>checks sides of body for signs of go-faster stripes< Well, I smashed my Hilly Fields Parkrun PB on Saturday! The previous week we had made the decision to change the course slightly, to avoid sending runners along a dangerously slippery stretch of
grass mud. This meant a more speed-inducing stretch of concrete path, but we did have to increase the time spent on our most challenging hill (which is met three times around the 5k route). That week I had marshalled, directing people down to the bottom of the hill and watching them grimace as they had to grit their teeth and get themselves to the top. The feedback was good: regulars enjoyed the change and there was buzz in the air at the finish line. On Saturday I thought I’d give it a go too. It’s amazing the difference a little extra hill can make, oh it was tough! But somehow this pushed me on (I do seem to have something in me that allows me to overtake on hills and I find I can gain ground here…hmmmm) and I found myself half-way up the last hill, looking at a possible PB on my watch. This is where I started to feel sick, like really sick, like ‘Oh no, I really am going to chuck!’. A quick pep-talk with myself about not showing myself up and not getting a PB soon got me breathing hard and pushing to the finish: 26.21, just under a minute faster than my previous PB! Yesssss!
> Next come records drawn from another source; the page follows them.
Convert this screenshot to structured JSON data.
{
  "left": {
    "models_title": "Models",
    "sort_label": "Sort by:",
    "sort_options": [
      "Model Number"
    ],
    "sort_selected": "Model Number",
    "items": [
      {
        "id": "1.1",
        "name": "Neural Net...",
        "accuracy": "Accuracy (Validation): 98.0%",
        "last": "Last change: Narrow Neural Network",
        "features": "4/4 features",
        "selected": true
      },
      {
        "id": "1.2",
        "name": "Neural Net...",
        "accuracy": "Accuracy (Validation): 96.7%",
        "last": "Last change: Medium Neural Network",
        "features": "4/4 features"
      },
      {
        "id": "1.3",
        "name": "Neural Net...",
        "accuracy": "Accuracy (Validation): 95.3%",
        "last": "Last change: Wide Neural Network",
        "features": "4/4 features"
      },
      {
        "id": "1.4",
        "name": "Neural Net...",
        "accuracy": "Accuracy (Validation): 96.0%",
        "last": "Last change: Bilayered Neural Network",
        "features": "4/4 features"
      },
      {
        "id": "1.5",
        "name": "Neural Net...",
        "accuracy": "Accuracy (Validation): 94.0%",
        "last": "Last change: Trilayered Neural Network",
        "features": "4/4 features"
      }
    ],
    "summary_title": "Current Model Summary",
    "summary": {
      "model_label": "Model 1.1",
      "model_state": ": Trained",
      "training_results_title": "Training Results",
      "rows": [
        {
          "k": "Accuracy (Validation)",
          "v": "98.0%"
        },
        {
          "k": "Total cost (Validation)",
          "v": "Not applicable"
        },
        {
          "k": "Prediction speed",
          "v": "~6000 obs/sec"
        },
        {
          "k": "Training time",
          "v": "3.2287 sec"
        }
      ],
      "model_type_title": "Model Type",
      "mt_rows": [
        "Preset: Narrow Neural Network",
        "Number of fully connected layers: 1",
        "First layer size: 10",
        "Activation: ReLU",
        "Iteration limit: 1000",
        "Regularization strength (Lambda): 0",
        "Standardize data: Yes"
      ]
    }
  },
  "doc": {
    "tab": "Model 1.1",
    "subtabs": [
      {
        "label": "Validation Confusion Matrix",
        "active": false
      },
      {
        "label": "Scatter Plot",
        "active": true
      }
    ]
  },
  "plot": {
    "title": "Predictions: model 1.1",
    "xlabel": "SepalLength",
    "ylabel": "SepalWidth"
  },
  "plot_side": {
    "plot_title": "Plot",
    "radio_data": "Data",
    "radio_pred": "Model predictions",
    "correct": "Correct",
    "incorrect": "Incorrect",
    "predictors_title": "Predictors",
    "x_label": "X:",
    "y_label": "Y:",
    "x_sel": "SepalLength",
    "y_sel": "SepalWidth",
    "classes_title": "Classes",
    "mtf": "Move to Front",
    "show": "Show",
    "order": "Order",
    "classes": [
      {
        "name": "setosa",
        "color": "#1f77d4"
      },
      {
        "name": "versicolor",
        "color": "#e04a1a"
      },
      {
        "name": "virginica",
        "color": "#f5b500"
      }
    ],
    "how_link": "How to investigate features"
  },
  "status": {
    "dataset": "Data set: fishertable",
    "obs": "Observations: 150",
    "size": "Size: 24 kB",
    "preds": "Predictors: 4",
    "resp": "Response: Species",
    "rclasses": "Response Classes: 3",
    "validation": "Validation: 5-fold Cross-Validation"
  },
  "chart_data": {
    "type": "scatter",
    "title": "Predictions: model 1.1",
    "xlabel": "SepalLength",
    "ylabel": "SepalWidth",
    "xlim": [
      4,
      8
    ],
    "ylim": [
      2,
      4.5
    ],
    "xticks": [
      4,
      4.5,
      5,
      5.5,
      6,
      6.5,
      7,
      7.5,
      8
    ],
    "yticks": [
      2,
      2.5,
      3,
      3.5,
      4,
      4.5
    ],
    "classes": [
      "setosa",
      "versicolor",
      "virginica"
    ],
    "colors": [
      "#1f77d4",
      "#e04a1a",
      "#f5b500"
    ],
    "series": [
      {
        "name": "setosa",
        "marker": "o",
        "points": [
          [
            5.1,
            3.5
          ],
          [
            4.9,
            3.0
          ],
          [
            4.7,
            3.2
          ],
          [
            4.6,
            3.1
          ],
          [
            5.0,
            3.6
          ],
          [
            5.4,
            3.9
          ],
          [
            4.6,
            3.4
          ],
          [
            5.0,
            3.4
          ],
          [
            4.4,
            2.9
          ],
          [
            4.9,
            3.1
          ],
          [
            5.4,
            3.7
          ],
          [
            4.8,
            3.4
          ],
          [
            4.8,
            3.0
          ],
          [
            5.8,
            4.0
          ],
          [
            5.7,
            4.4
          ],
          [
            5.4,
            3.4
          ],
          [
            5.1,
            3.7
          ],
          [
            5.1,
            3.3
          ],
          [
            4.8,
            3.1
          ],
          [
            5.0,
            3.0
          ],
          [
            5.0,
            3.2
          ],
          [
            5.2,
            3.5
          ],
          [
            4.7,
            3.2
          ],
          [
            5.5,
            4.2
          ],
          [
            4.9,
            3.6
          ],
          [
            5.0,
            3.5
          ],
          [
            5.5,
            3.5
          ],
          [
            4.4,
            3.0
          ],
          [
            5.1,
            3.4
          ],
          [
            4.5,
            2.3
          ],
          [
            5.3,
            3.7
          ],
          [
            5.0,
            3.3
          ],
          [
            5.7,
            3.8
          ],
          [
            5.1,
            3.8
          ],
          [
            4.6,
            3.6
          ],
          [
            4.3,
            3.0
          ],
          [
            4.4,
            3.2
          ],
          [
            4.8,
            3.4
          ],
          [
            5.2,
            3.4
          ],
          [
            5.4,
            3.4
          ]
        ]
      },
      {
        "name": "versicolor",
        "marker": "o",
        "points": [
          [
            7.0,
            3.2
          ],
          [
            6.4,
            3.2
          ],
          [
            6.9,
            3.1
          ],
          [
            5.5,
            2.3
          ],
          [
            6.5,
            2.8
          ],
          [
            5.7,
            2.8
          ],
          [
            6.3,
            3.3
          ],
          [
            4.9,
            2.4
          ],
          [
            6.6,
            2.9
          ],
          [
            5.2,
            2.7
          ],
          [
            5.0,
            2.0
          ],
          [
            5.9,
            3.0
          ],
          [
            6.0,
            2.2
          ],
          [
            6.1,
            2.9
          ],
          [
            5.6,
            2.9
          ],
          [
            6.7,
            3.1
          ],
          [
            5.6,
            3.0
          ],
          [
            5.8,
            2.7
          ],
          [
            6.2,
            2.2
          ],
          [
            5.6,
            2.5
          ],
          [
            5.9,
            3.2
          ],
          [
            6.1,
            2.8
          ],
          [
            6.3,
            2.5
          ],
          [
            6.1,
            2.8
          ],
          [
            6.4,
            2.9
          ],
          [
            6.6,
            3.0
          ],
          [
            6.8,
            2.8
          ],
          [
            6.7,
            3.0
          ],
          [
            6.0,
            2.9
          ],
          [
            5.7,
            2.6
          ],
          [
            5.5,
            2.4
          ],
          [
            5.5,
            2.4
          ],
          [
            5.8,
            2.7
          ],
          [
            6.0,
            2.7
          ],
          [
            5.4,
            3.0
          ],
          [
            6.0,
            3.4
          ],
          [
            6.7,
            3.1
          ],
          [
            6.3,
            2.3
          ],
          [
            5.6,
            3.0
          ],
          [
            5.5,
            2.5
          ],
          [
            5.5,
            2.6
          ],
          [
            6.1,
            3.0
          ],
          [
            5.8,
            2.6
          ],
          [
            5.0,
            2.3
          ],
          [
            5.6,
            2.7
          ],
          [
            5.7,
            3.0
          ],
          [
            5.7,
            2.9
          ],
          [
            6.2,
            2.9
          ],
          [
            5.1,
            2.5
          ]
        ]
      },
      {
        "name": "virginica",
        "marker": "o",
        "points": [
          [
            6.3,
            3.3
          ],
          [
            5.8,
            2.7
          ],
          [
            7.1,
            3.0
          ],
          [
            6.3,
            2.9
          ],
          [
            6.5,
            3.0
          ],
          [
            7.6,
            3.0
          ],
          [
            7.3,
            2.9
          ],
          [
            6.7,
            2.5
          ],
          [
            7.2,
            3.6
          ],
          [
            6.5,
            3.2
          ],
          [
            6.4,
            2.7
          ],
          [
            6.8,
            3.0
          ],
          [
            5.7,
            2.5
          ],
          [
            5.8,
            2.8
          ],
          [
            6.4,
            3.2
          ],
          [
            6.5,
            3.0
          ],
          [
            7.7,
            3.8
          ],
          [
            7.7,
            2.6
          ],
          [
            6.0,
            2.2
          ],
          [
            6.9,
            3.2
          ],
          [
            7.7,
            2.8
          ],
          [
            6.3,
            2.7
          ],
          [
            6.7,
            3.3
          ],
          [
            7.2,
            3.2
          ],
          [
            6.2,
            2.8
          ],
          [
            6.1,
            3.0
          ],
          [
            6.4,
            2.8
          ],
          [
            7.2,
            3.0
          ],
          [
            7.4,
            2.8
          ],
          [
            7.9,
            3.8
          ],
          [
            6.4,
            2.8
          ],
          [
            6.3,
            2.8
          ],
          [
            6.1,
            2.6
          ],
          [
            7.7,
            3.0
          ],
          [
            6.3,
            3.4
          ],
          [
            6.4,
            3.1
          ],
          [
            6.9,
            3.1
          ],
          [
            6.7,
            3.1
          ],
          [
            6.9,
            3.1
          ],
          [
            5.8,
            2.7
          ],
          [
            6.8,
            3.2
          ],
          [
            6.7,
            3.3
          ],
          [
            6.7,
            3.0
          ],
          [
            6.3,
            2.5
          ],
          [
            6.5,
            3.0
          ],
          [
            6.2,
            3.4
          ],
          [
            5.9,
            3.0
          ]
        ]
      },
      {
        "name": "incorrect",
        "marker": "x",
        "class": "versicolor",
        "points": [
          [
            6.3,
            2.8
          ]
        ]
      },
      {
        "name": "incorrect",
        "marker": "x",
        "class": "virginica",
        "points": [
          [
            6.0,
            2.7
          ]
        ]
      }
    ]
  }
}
One of my favourite/most used running routes has taken an interesting turn recently. The Waterlink Way, along the section between Lower Sydenham and Catford, has been brought to life by Close and Remote. Starting at the southern end of the walk, you can listen on your phone as you hear a drama unfolding alongside the ambient sounds of the river and nearby railway line (I would recommend headphones as I lost some of the words to a passing train). As you reach the bridge where the River Pool and the River Ravensbourne meet, you can scan some QR codes and enjoy the results of various workshops that took place over the summer – you might spot the little paper boats that Hector and I made, floating along the river. It’s interesting when somewhere familiar, somewhere you feel a sense of ownership over is given a new role, when the things you pass all the time take on new meaning and are given a new depth that will come back to you every time you pass by.